There is outside of the Pacific collection the geological collection, including a couple of meteorites that hit property, together with the damage they inflicted. Ordinary rocks can be interesting, but some are more interesting than others.

Across the way was the Tibetan collection. (The Sue Store was closed for the holidays.) Other sources I had read indicated that much of the reason for dragging the Tibetans into the Twentieth Century (and after all you can't make omelets without breaking a few eggs) was spurious; there was, for example, no distinct feudal class. In any case, Tibetan culture, however etiolated at home, is preserved, after its fashion, in the Field Museum. The exhibition is the usual cultural sampling and the viewer can see that the Tibetan people, far from being ultra-mystics, faced living on the top of the world with skill and ingenuity and managed to get a little fun out of life on the way.

At the north end of the second floor are the Hall of Jades and the Hall of Jewels. The Field Museum has a nice little jade collection. Here the later stuff is the better. While the earlier pieces tend to run to simple though elegant ritual knife blades, the Ming and Manchu (Ch'ing/Qing) dynasty pieces are unimaginably gorgeous; skill did accumulate and get passed on. From those plain ritual knives of the early days to some of the intricate sculpture is quite a distance. (I saw a jade fish rather like the ones I inherited from my grandmother. The more things change, the more they stay the same. Lisa)

Between the jades and the jewels are some exhibits of ancient jewelry. It's pretty stuff, but what makes it worthwhile is the age. Roman necklaces, Tokugawa-era sword ornaments, and the like make comments on skill and standards of beauty.

The jewel collection, while well done and representative, is not very distinguished. About the most striking piece is the 5500+ carat crystal displayed before the entrance.

By this time it was almost closing time, so we picked up our coats and went to the restrooms to prepare to leave. It was getting dark, and so we exited the building and went to our car with some haste. Fortunately the route to I-94 was well marked, and the road was clear, so we got back to Lansing without trouble. Out of curiosity I drove down through Lansing and over to its neighboring town Highland, Indiana; we got to see the more commercial side of town, albeit at night, without the commercial rush.

Dinner was at the Denny's the motel clerk had told us would be open, and we retired afterwards to our room to rest up. I called my cousins Tat and Henry, both in Chicago, but both were out. With all the walking that day I felt pretty tired and wanted to sleep.

And so to bed.

Friday, November 24 we counted our purchases and decided not to go to the Orthodox church nearby (comparatively) since it would be far out of the way and probably not even open. Instead, we packed, checked out, had breakfast at IHoP, and set out south for the Borders' on Indianapolis Boulevard in Highland, Indiana, where I got The Venona Secrets by Romerstein and Breindel. (I acquired a copy of the Philokalia, a Xena magazine, and a CD of Russian choral music. Maybe next time I will plan better and actually meet the bishop in charge of Assumption Orthodox here in Louisville.
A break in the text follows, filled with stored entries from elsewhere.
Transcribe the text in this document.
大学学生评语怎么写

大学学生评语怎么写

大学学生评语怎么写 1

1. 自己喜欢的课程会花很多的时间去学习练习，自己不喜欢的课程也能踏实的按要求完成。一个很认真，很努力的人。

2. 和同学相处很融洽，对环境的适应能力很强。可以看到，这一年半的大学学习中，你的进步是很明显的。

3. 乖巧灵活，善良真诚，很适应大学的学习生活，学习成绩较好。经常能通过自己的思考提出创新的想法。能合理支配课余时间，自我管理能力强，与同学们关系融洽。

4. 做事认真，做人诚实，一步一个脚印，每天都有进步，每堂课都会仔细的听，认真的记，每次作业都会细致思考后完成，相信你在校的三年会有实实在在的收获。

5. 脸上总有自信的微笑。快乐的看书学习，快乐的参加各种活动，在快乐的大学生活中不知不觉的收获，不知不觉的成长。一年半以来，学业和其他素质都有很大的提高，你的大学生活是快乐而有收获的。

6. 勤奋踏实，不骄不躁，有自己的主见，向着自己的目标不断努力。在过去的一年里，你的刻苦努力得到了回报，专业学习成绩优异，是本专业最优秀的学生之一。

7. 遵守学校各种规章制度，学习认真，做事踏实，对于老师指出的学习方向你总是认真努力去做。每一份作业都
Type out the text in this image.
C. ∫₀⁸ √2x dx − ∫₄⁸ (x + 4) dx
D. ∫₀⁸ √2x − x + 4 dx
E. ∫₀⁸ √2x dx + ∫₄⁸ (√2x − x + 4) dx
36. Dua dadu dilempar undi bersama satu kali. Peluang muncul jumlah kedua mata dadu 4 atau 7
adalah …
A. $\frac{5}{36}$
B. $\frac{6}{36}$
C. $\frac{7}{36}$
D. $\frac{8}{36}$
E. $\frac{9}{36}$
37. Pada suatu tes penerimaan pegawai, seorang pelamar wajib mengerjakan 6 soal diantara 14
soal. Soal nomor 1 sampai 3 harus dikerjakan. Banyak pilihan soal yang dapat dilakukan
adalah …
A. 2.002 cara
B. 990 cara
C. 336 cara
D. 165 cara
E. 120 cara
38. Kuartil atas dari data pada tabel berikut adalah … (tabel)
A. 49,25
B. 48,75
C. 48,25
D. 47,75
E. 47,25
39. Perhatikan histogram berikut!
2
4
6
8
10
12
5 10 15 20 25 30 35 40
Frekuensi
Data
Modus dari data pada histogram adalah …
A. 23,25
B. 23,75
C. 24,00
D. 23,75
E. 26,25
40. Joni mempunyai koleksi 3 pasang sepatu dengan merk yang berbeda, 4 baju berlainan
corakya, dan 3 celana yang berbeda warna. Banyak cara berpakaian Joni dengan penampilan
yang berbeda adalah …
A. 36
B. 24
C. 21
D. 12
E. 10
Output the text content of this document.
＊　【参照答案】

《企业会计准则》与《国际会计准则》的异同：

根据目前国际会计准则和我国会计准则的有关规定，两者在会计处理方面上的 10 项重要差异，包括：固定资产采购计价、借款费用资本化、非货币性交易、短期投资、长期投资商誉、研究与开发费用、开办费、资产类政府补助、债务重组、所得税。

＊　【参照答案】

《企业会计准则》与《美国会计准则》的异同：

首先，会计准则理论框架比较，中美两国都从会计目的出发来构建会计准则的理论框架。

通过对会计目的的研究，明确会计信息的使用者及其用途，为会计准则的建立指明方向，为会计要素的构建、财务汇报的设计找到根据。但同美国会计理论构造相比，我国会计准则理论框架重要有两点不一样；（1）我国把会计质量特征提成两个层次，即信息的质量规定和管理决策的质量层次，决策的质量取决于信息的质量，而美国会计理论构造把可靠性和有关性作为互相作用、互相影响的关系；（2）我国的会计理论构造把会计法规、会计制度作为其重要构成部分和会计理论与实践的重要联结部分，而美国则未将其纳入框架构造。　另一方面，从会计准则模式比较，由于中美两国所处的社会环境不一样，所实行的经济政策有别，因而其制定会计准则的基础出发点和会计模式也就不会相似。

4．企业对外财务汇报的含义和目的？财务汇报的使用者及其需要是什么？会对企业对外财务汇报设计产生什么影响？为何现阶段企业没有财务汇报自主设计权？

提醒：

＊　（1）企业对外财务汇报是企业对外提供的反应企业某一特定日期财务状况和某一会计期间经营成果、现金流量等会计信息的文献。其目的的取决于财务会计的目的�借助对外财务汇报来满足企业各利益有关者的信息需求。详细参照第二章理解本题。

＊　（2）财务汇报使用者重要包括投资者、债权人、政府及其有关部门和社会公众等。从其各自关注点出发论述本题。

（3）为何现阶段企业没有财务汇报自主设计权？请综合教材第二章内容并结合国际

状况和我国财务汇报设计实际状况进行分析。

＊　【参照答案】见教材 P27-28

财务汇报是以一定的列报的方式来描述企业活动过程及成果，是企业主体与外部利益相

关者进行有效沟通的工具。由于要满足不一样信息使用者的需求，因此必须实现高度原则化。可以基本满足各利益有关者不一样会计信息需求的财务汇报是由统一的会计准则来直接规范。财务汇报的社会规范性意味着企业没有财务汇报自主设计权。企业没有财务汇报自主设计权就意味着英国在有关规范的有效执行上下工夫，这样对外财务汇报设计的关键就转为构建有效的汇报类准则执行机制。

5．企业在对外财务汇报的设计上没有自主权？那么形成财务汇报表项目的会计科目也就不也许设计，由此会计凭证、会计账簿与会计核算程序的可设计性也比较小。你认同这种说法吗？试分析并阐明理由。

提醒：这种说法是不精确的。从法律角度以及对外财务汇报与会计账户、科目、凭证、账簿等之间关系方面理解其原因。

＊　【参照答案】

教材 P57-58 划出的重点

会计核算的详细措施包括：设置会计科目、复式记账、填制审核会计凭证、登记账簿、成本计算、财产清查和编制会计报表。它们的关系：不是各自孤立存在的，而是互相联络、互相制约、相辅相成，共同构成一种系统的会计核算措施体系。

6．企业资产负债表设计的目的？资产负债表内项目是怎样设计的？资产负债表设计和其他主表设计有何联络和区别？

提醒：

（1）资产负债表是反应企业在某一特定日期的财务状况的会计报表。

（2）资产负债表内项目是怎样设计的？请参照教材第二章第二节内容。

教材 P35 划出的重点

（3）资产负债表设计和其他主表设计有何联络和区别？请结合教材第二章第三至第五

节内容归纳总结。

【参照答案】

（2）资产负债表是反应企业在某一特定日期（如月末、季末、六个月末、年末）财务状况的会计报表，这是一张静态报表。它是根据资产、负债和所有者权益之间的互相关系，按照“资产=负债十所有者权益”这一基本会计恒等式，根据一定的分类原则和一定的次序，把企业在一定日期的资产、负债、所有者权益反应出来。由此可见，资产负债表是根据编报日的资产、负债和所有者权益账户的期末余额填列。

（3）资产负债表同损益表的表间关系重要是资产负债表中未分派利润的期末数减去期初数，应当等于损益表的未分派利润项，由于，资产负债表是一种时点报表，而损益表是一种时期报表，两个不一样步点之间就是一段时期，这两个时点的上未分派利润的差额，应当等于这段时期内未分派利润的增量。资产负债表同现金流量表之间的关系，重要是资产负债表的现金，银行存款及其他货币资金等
Lisa)

It took us until early evening to get to Louisville. As a result, we crossed the Ohio after sunset, and so saw for the first time the rehabilitated waterfront. The county bought up the land west of the bridge along the river, cleared it, and built a park there. It was lit up for the season and looked astonishingly beautiful. We were impressed. We got home about six-thirty, greeted our furry masters, and set about storing away the physical products of this interesting trip. It rained that night, so it was probably just as well we got back when we did.